Nota: Scrive l’enciclopedia Treccani che “Una specie alloctona, detta anche aliena o esotica o introdotta, è una specie trasportata al di fuori della sua capacità di distribuzione per l'azione diretta o indiretta dell'uomo. Si distingue da una specie invasiva, che è una specie alloctona che ha trovato condizioni di vita particolarmente favorevole alla sua biologia, tanto da raggiungere densità molto alte e diventare dannosa per l'ambiente e per le altre specie che vi si trovano, che sono definite in contrasto autoctone. Perché le specie alloctone sono pericolose per le altre specie? Tanto per cominciare, possono portare parassiti o malattie per i quali le altre specie non sono adattate, non hanno un sistema immunitario pronto. E poi le specie alloctone possono essere dei predatori o dei competitori che possono quindi cacciare fino all'estinzione le specie autoctone. “ Tipico storico esempio sono stati prima i conigli e poi i cani selvatici in Australia. Forse, già che c’erano, potevano preoccuparsi di quelle specie che proprio alloctone non sono, ma che diventano comunque una piaga, quali cormorani, storni, gabbiani. Per le nutrie ha provveduta un articolo successivo. Non vi rientrano gli immigranti sui barconi.

Art. 12-bis. All'articolo 2, comma 2, della legge 11 febbraio 1992, n. 157, dopo le parole: "propriamente detti," sono inserite le seguenti:"alle nutrie,".
Nota:l’articolo vuol dire che le nutrie sono equiparate ai topi e non rientrano fra la selvaggina. Il giurista da strapazzo (parola antica, ora usata perché fa rima con parole più moderne) che ha scritto la norma, pensava che con essa chiunque ora potesse prendere il fucile e andare a sterminare le nutrie le quali si mangiano i nostri argini dei fiumi, in ciò simili ai politici che invece ci hanno mangiato durante la loro costruzione.

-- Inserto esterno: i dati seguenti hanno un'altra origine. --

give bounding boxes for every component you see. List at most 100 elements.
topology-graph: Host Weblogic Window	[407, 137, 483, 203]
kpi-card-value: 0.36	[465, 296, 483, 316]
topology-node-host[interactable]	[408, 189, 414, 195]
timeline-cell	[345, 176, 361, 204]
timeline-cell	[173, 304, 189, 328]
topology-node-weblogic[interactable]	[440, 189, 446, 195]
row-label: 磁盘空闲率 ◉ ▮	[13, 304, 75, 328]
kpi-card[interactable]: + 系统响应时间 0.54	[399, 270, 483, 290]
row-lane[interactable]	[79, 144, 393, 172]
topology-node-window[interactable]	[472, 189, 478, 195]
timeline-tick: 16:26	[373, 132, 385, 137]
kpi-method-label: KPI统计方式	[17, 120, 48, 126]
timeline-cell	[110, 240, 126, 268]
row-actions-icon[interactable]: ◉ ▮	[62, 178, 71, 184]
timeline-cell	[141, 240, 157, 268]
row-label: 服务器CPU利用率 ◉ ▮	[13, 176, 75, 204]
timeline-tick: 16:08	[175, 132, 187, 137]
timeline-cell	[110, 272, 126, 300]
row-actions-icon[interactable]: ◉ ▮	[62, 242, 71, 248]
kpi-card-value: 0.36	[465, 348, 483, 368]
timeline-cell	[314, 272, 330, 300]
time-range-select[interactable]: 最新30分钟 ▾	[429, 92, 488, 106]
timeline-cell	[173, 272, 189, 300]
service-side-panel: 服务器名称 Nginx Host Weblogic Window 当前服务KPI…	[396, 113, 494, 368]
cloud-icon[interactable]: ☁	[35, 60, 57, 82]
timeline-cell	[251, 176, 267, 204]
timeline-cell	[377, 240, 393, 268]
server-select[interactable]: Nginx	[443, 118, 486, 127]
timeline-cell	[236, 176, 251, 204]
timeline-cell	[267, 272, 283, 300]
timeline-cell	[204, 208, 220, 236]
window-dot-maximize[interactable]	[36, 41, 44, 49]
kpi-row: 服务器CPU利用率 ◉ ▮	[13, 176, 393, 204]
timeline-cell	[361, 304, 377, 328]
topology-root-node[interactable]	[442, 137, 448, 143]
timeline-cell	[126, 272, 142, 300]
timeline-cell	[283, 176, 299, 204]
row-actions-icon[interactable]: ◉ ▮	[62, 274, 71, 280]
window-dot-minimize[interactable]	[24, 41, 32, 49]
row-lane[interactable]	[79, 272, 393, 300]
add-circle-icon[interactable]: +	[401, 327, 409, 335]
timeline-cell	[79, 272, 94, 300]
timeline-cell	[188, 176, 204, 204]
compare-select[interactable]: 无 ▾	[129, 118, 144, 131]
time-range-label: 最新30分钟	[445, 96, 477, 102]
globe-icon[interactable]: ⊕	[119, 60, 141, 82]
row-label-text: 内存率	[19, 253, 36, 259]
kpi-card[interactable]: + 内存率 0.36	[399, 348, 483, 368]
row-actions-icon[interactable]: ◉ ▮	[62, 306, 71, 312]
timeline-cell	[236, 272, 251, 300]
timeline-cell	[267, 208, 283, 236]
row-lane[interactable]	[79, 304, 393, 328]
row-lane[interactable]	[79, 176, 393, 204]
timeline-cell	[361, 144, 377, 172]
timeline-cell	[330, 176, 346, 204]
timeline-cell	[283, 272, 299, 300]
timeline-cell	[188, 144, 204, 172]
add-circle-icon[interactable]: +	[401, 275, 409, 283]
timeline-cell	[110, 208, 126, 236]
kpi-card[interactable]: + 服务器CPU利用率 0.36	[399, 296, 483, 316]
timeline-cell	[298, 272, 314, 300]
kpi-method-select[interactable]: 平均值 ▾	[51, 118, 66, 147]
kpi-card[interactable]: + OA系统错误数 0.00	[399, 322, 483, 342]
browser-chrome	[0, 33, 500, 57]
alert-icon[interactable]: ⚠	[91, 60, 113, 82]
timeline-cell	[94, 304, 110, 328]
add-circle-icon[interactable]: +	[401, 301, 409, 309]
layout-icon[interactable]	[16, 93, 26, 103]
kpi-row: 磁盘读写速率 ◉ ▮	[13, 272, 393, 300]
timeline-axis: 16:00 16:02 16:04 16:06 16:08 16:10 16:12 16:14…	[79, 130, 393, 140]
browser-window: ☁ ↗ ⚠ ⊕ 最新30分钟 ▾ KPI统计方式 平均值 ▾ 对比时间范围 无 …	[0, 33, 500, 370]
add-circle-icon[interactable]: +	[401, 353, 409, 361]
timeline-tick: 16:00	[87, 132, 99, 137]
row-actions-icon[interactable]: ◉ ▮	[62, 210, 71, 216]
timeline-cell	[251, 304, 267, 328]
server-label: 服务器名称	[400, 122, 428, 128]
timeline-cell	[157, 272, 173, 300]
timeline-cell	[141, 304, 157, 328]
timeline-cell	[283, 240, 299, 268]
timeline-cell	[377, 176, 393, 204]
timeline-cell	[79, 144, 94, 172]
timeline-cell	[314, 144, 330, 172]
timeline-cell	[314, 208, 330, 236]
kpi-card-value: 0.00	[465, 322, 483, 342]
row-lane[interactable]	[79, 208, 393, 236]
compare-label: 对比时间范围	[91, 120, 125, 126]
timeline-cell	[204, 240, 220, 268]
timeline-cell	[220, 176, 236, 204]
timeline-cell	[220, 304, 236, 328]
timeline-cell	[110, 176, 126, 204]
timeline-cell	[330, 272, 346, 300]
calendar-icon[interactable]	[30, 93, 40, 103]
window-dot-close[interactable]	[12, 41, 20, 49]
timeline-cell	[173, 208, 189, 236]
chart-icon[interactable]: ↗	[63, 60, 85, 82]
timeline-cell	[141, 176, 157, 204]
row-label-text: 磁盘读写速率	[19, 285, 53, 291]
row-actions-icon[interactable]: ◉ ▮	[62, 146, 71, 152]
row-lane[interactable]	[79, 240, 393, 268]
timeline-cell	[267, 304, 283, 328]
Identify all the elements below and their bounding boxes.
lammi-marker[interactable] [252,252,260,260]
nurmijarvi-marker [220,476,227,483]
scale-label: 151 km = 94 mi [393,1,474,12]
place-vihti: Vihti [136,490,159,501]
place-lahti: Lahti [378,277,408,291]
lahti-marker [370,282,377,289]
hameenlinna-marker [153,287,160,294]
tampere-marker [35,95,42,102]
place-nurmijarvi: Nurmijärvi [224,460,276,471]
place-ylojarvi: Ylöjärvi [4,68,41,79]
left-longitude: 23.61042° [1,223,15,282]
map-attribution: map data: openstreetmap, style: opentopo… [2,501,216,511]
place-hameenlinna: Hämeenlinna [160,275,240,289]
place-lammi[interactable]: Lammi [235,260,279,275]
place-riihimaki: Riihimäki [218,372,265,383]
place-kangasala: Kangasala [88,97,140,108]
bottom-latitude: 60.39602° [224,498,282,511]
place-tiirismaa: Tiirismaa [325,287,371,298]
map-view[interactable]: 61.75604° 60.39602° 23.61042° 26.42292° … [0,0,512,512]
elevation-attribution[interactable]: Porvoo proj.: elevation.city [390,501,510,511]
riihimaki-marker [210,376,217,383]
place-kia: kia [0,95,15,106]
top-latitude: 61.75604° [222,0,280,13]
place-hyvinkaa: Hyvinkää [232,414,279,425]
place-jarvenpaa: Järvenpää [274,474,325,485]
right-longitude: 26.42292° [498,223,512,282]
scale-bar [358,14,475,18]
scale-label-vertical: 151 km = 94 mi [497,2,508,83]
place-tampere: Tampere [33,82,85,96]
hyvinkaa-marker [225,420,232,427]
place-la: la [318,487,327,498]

Purtroppo non è così. Il cacciatore non può portare armi lunghe se non nei giorni , tempi, e luoghi in cui è consentito cacciare e perciò potrà sparare alle nutrie solo se in tale luogo e momento potrebbe cacciare un fagiano! II problema però è che deve anche dimostrare di non essere bracconiere e quindi, per essere in perfetta regola, dovrebbe segnare l’uscita sul tesserino e non potrebbe portare fucili in calibro 22.
Mi si dirà: certo, ma però si possono usare le trappole. Troppo bello sarebbe: la legge vieta persino la vendita e la detenzione delle trappole e si correrebbe il rischio di denunzie penali da parte degli animalisti per maltrattamento di animali.
Mi si dirà: ma si potrebbe considerare caccia di selezione. Neppure ciò funziona, perché se non è selvaggina non vi può essere selezione!
Come si vede chi pensava di risolvere il problema delle nutrie, avrebbe fatto meglio a risolvere i proprie problemi culturali!
Una soluzione potrebbe essere quella di provvedimenti regionali che dettino regole sensate per l’eliminazione delle nutrie (per i topi si fa la derattizzazione), che potrebbe essere affidata a cacciatori volontari sotto il controllo di guardacaccia; in tal caso si potrebbe usare anche il cal. 22 e si potrebbe operare in ogni momento.

Art.3-bis. All'articolo 21, comma 1, lettera m), della legge 11 febbraio 1992, n. 157, dopo la parola: "Alpi" sono inserite le seguenti: "e per la attuazione della caccia di selezione agli ungulati".
Nota: la norma stabilisce che per la caccia di selezione agli ungulati (cervi, caprioli, camosci, cinghiali) si può cacciare anche su terreno totalmente o parzialmente innevato.